„Die EU und China sind die beiden Hauptakteure“

Die EU hat die Rolle hat die Rolle der USA als Counterpart von China übernommen, sagt Wendel Trio

Wendel Trio, 55, ist der Direktor des Climate Action Networks Europa, einem Zusammenschluss von über 150 europäischen Umweltorganisationen.

Reicht der Stand der Vorbereitungen für einen Erfolg der Klimaverhandlungen in Katowice?

In 14 Tagen müssten die Verhandler in der Lage sein, durch die mehr als 300 Seiten an Verhhandlungstext zu kommen. Die Delegationen beklagen sich immer über Zeitmangel, aber die Frage ist: Wann fangen sie wirklich an Kompromisse zu schliessen? Wenn man das aus Verhandlungstatktik auf den letzten Moment verschiebt, dann ist es irgenwan zu spät.

Wer entscheidet über Erfolg oder Misserfolg?

Die EU und China sind die beiden Hauptakteure. Je eher sie ihre Positionen in Einklang bringen können, desto mehr Erfolg werden wir haben. Die EU hat versucht eine starke Kooperation mit China aufzubauen, aber China ist ein wenig zurückhaltend. Für China ist es ein bisschen schwierig, dass die EU kein einheitlicher Block ist und es davon abhängt mit wem sie reden, mit Frankreich, Deutschland oder der EU Kommission und dann unterschiedliche Perspektiven hören.

Könnte Katowice scheitern, wenn sich die beiden nicht einigen?

Die Gefahr besteht. Die Diskussionen über das Regelbuch sind sehr technisch, aber dahinter verbirgt sich eine politische Debatte über die Differenzierung zwischen Ländern und das wird sich in allen Arbeitsgruppen zeigen. Wenn es zu politisch wird, etwa indem China eine sehr harte Haltung bei den Buchhaltungsregeln einnimmt, dann könnte es schwer werden. Bei einem heftigen Streit zwischen der EU und China, sehe ich nicht wer das lösen könnte. Ich rechne aber nicht damit, dass es so weit kommt.

Die EU-Kommission hat soeben ihre Klimavision für das Jahr 2050 vorgestellt und signalisiert, dass sie Netto-Null-Emissionen anstrebt. Welche Bedeutung hat das für Katowice?

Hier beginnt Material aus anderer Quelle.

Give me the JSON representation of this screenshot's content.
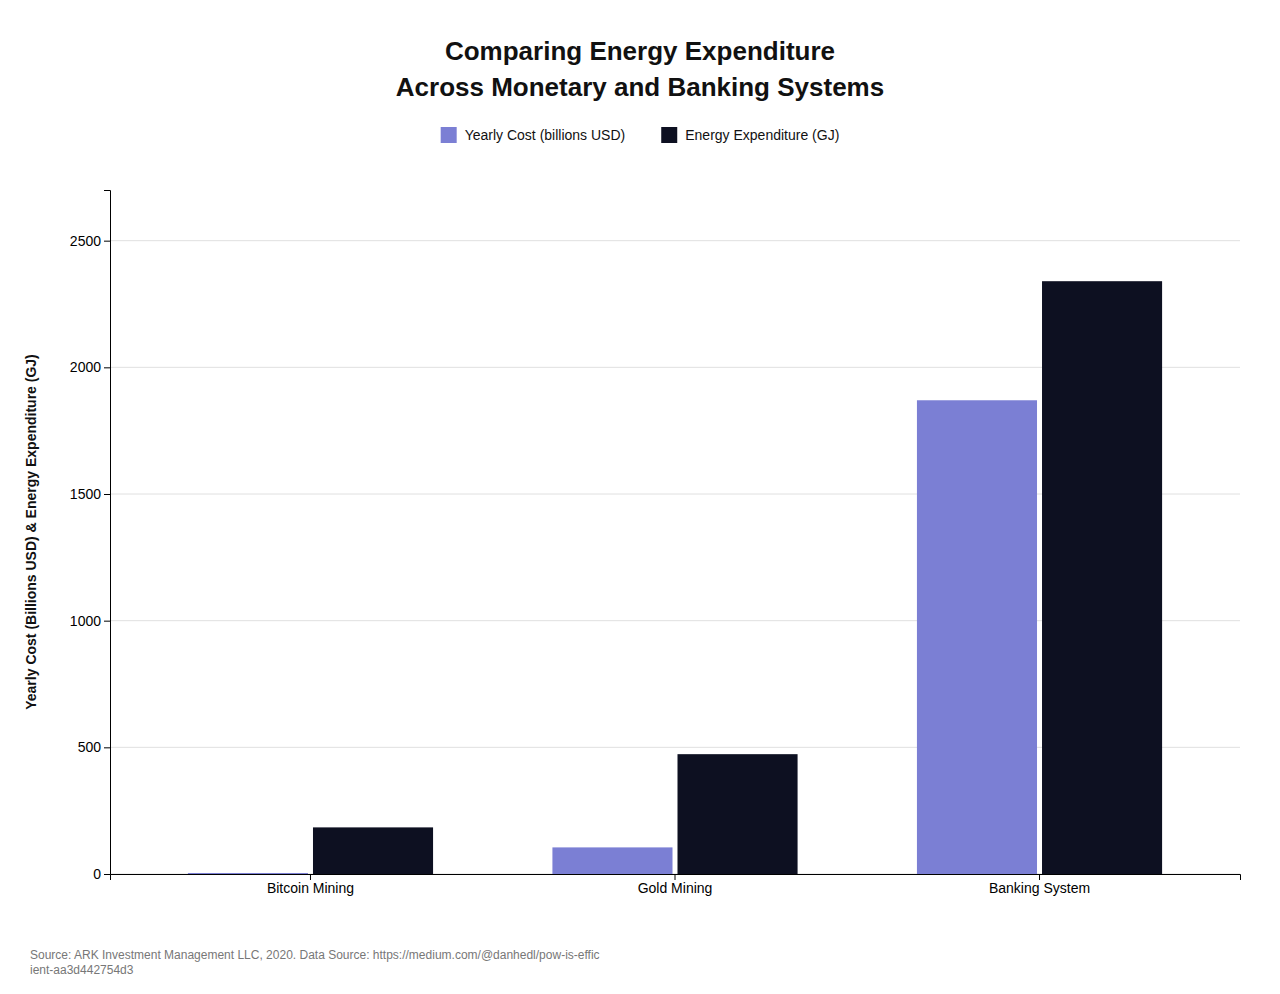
{
  "chart_data": {
    "type": "bar",
    "title": "Comparing Energy Expenditure",
    "subtitle": "Across Monetary and Banking Systems",
    "categories": [
      "Bitcoin Mining",
      "Gold Mining",
      "Banking System"
    ],
    "series": [
      {
        "name": "Yearly Cost (billions USD)",
        "color": "#7B7FD4",
        "values": [
          4,
          105,
          1870
        ]
      },
      {
        "name": "Energy Expenditure (GJ)",
        "color": "#0d1021",
        "values": [
          184,
          473,
          2340
        ]
      }
    ],
    "y_label": "Yearly Cost (Billions USD) & Energy Expenditure (GJ)",
    "ylim": [
      0,
      2700
    ],
    "yticks": [
      0,
      500,
      1000,
      1500,
      2000,
      2500
    ],
    "grid": true,
    "legend": "top",
    "annotations": [
      "Source: ARK Investment Management LLC, 2020. Data Source: https://medium.com/@danhedl/pow-is-effic\nient-aa3d442754d3"
    ]
  }
}
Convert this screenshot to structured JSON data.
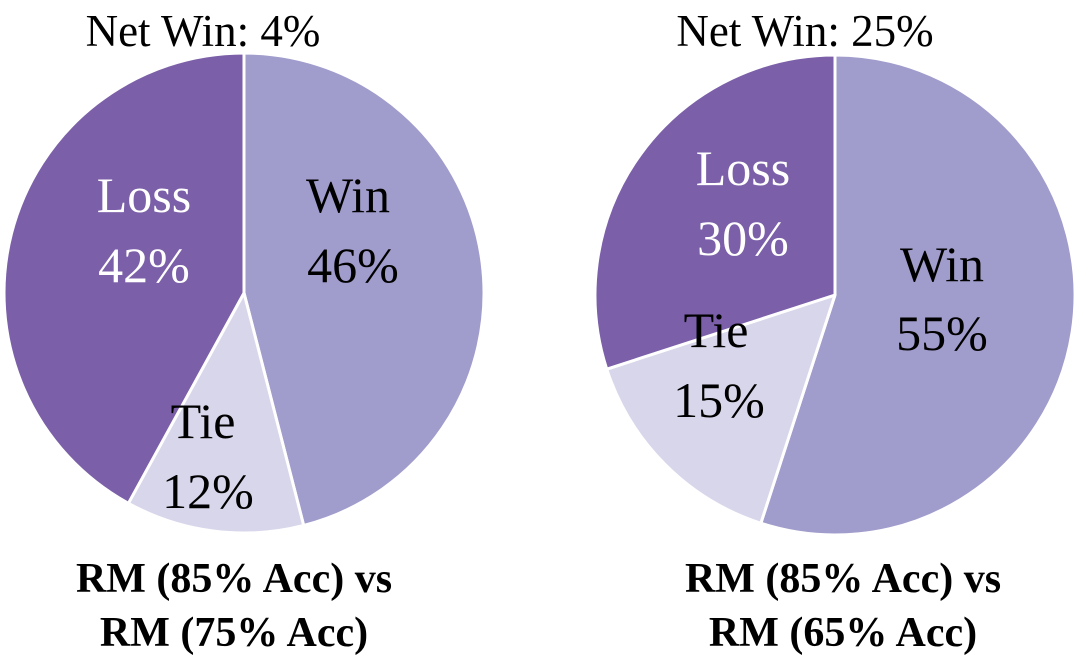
{
  "colors": {
    "win": "#a09ccb",
    "loss": "#7b5fa8",
    "tie": "#d8d6ea",
    "label_light": "#ffffff",
    "label_dark": "#000000",
    "stroke": "#ffffff"
  },
  "chart_data": [
    {
      "type": "pie",
      "title": "Net Win: 4%",
      "caption_lines": [
        "RM (85% Acc) vs",
        "RM (75% Acc)"
      ],
      "slices": [
        {
          "name": "Win",
          "value": 46,
          "label": "46%",
          "color": "#a09ccb",
          "label_color": "#000000"
        },
        {
          "name": "Tie",
          "value": 12,
          "label": "12%",
          "color": "#d8d6ea",
          "label_color": "#000000"
        },
        {
          "name": "Loss",
          "value": 42,
          "label": "42%",
          "color": "#7b5fa8",
          "label_color": "#ffffff"
        }
      ]
    },
    {
      "type": "pie",
      "title": "Net Win: 25%",
      "caption_lines": [
        "RM (85% Acc) vs",
        "RM (65% Acc)"
      ],
      "slices": [
        {
          "name": "Win",
          "value": 55,
          "label": "55%",
          "color": "#a09ccb",
          "label_color": "#000000"
        },
        {
          "name": "Tie",
          "value": 15,
          "label": "15%",
          "color": "#d8d6ea",
          "label_color": "#000000"
        },
        {
          "name": "Loss",
          "value": 30,
          "label": "30%",
          "color": "#7b5fa8",
          "label_color": "#ffffff"
        }
      ]
    }
  ]
}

Die Vision macht für die EU einen echten Unterschied. Bis zu dieserWoche haben die EU-Länder versucht, ihr Klimaziel für das Jahr 2030 zu implementieren. Die Vision eröffnet nun eine neue Debatte: Kann die EU mehr machen und wie kann sie das? Für die Verhandlungen ist die Vision aber eher von atmosphärischer Bedeutung. Es ist ein Gegengewicht dazu, dass in vielen Ländern die Debatte keine Fortschritte macht.

Deutschland hat angekündigt, seinen Beitrag zum Green Cliate Fund auf 1,5 Milliarden Euro zu verdoppeln. Spielt das eine Rolle?

Dass sich Deutschland bewegt hat, ist ein gutes Zeichen. Andere Länder werden nun schauen, wie sie sich Deutschland anschliessen können. Für die Verhandlungen ist es sehr wichtig, dass das Thema Klimafinanzierung eingehegt werden kann. Die armen Länder müssen die Gewissheit haben, dass Geld zur Verfügung steht.

Polen ist kein Vorreiter beim Klimaschutz, aber präsidiert die Verhandlungen. Ist das ein Problem?

Es ist Teil der polnischen Strategie, beim Klima als positiver Spieler auf internationalen Niveau wahrgenommen zu werden und gleichzeitig eine eher negative Rolle innerhalb der EU zu spielen. Polen sagt: Der Klimaschutz liegt uns sehr am Herzen, aber das muss auf internationaler und nicht auf europäischer Ebene gelöst werden. Daher will Polen beim Regelbuch ein gutes Resultat, natürlich auch aus Imagegründen.

Bis Sonntag läuft der G20 Gipfel in Argentinien. Dort könnte es zu Streit beim Klimathema kommen. Wäre das eine Gefahr für Katowice?

Wenn es zur einer Situation kommt, dass 19 Länder den USA gegenüber stehen, dann könnte das für Katowice sogar positiv sein. Was wir in Europa sehen ist: Je mehr US-Präsident Donald Trump redet, desto mehr wollen sich die anderen von ihm distanzieren etwa durch ein Bekenntnis zum Paris Abkommen. Das gilt allerdings unter der Voraussetzung, dass weder Russland noch Saudi Arabien oder Brasilien sich Trump anschliessen.

Wird die Konferenz am Freitagabend um sechs zu Ende sein?

Nein, ich glaube eher, dass es Samstag wird.